Ouvir um apito ou chiado constante no ouvido, mesmo em ambientes silenciosos, tem nome: tinnitus, popularmente conhecido como zumbido. O sintoma é bastante comum e, na maioria dos casos, benigno, ligado a fatores como exposição a ruído, cera acumulada ou estresse. Ainda assim, quando o zumbido piora de forma súbita, atinge apenas um ouvido ou vem acompanhado de perda auditiva, exige avaliação de um otorrinolaringologista para descartar causas mais sérias.
O que é tinnitus?
O tinnitus é a percepção de um som sem uma fonte sonora externa correspondente. Pode ser descrito como apito, chiado, zumbido, cliques ou pulsação, e afeta um ou os dois ouvidos.
Na maioria das vezes está relacionado a alterações na cóclea ou nas vias auditivas do cérebro, que passam a interpretar sinais neurais como som. O sintoma pode ser passageiro ou crônico e varia bastante em intensidade e impacto no dia a dia.
Quais são as causas mais comuns?
A maior parte dos casos tem origem benigna e está ligada ao funcionamento do ouvido ou a fatores externos. Entre os gatilhos mais frequentes estão:
- Exposição a ruído alto, como shows, fones de ouvido em volume elevado e ambientes de trabalho barulhentos
- Acúmulo de cera no ouvido, que bloqueia parcialmente o canal auditivo
- Estresse, ansiedade e noites mal dormidas
- Uso de medicamentos ototóxicos, como certos antibióticos, diuréticos e quimioterápicos
- Envelhecimento natural do sistema auditivo
- Alterações de pressão, cafeína em excesso e consumo de álcool
- Problemas na articulação temporomandibular (ATM)

Como um estudo do Lancet descreve o tinnitus?
A literatura científica reconhece o tinnitus como um sintoma comum, com causas e mecanismos variados.
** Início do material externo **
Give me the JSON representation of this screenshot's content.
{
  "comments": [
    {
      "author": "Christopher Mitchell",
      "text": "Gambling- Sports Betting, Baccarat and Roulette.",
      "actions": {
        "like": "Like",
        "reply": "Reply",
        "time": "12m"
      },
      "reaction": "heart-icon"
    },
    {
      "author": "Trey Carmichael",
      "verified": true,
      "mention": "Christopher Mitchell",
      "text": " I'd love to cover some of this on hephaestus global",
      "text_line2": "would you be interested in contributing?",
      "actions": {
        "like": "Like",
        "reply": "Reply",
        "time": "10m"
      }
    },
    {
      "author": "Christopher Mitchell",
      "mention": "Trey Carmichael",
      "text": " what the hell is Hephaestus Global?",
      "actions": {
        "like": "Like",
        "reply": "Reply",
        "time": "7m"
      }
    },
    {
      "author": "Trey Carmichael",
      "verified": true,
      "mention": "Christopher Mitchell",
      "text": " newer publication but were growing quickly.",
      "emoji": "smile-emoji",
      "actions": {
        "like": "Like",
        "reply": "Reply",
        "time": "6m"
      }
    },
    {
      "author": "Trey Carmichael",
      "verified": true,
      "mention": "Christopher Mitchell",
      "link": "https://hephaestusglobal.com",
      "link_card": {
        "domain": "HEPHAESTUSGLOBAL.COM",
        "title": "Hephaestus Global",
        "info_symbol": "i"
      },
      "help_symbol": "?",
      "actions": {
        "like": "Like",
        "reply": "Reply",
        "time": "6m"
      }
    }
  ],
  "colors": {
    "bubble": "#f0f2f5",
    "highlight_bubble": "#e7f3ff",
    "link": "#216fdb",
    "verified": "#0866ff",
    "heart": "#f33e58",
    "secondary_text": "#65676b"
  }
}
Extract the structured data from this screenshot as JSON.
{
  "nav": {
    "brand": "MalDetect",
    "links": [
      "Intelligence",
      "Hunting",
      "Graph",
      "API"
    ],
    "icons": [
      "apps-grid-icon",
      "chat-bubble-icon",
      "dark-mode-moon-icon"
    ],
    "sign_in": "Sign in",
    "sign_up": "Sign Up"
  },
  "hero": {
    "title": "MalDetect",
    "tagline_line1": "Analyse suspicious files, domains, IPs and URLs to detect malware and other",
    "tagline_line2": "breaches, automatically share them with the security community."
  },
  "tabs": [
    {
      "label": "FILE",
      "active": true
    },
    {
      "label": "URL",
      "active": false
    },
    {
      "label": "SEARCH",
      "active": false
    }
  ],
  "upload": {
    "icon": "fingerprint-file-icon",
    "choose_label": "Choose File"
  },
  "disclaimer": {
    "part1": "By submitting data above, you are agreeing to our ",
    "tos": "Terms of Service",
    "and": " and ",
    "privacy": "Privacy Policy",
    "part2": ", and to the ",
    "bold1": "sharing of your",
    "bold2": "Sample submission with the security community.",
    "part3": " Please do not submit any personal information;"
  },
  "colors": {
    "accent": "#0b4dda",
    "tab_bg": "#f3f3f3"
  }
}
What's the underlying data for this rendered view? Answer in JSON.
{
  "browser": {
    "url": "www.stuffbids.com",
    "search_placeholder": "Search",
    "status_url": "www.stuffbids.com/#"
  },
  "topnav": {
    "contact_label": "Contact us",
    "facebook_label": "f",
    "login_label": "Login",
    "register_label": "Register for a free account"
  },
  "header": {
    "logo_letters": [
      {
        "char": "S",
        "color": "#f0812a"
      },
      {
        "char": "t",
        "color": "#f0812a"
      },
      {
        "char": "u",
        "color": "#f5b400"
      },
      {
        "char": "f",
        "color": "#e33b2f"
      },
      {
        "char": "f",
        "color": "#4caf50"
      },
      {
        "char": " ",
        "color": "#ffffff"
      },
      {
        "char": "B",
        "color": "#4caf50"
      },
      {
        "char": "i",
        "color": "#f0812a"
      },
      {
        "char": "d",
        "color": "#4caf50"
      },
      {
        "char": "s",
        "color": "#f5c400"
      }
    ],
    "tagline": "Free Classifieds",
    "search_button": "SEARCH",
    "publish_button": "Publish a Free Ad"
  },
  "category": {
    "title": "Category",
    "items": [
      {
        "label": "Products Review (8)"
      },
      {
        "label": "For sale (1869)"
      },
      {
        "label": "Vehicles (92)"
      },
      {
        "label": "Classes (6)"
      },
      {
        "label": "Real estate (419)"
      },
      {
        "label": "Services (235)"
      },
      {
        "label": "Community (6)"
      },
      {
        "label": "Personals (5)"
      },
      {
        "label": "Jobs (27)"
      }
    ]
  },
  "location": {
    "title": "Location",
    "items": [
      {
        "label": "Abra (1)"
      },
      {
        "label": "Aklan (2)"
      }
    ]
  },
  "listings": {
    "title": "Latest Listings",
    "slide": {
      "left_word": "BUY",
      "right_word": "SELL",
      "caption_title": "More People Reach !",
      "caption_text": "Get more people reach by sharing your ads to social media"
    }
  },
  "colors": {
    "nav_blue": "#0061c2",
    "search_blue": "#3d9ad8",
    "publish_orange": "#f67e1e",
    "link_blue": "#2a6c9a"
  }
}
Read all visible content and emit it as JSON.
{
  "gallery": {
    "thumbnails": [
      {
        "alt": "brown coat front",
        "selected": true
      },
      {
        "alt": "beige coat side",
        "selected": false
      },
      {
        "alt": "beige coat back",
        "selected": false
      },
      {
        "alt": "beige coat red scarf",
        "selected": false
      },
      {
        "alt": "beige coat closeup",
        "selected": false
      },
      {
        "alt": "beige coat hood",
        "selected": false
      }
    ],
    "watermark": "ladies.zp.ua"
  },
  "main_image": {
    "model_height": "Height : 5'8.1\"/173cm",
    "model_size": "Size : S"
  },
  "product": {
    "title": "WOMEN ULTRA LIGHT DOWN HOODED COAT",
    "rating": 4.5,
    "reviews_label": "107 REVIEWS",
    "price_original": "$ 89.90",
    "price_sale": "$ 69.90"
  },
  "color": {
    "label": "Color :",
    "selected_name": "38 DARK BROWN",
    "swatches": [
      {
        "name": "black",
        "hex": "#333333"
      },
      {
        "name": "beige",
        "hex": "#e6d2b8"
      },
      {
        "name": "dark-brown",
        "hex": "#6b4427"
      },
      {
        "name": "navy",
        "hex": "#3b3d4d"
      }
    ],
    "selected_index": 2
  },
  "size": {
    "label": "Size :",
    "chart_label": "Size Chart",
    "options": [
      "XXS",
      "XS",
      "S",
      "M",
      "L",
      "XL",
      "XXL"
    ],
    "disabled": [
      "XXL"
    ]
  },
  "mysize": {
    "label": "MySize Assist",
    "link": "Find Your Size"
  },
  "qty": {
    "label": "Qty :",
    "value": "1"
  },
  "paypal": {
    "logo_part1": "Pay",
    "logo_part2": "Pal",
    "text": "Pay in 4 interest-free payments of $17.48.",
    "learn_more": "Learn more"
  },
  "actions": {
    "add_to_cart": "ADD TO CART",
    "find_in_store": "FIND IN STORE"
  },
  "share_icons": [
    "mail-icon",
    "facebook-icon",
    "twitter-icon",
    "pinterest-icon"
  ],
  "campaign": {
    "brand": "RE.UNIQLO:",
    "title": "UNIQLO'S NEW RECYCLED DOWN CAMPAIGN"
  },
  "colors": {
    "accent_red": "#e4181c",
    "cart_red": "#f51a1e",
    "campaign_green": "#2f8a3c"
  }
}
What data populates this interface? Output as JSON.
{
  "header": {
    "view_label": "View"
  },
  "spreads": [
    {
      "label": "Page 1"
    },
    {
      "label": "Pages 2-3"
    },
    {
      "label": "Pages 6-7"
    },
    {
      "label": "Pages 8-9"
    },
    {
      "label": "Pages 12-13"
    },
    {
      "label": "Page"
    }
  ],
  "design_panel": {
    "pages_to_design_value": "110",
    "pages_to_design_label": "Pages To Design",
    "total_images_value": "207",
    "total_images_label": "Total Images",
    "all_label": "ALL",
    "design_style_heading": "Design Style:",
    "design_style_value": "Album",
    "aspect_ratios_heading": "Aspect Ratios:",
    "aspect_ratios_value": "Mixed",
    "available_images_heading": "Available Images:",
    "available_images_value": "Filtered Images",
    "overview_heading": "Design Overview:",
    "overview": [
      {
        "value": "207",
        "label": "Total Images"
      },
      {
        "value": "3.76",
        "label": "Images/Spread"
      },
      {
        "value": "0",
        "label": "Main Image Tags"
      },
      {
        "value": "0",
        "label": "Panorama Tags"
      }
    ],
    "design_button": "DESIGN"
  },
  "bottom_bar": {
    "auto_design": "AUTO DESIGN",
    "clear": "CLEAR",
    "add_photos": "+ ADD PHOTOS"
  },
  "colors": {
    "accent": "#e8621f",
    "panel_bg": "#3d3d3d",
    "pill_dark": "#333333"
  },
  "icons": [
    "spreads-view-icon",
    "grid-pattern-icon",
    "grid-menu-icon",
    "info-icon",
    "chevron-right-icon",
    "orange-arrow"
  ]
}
Segundo a revisão por pares Tinnitus, publicada no periódico britânico The Lancet, o zumbido afeta uma parcela significativa da população adulta e está frequentemente associado a perda auditiva, exposição a ruído, uso de medicamentos ototóxicos, traumas na cabeça e transtornos de humor como ansiedade e depressão.
Os autores destacam que a avaliação inicial deve considerar a possibilidade de doença otológica, além de investigar sintomas emocionais associados, já que o impacto do zumbido na qualidade de vida varia bastante de pessoa para pessoa.
Quando o zumbido exige avaliação médica?
Nem todo zumbido é motivo de preocupação, mas alguns sinais indicam que a investigação com um otorrinolaringologista não deve ser adiada. Segundo orientações da Sociedade Brasileira de Otorrinolaringologia, fique atento se você apresenta:
- Zumbido que surge de forma súbita ou piora rapidamente
- Sintoma apenas em um dos ouvidos (zumbido unilateral)
- Zumbido acompanhado de perda auditiva, mesmo que discreta
- Sensação de ouvido tampado ou plenitude que não passa
- Zumbido pulsátil, que segue o ritmo dos batimentos cardíacos
- Vertigem, desequilíbrio ou tontura associados
- Dor de ouvido, secreção ou febre junto ao zumbido
- Impacto significativo no sono, humor ou concentração
Esses sinais podem indicar condições que exigem tratamento específico, como perda auditiva súbita, doença de Ménière, otite ou, em casos raros, tumores do nervo auditivo.

Como é feito o diagnóstico e o tratamento?
O diagnóstico começa com a avaliação clínica pelo otorrinolaringologista, que investiga o histórico de exposição a ruído, uso de medicamentos e sintomas associados. A partir daí, exames complementares ajudam a definir a origem do zumbido.
Entre os exames mais utilizados estão a audiometria, para avaliar a audição em diferentes frequências, e a impedanciometria, que verifica o funcionamento do ouvido médio. Em casos selecionados, o médico pode solicitar ressonância magnética para descartar alterações no nervo auditivo. O tratamento varia conforme a causa e pode incluir remoção de cera, ajuste de medicamentos, uso de aparelhos auditivos, terapia sonora, terapia cognitivo-comportamental e cuidados com o estresse e o sono.
Este conteúdo tem caráter apenas informativo e não substitui a avaliação, o diagnóstico ou o tratamento realizados por um profissional de saúde qualificado. Em caso de zumbido persistente ou que piora, procure orientação médica.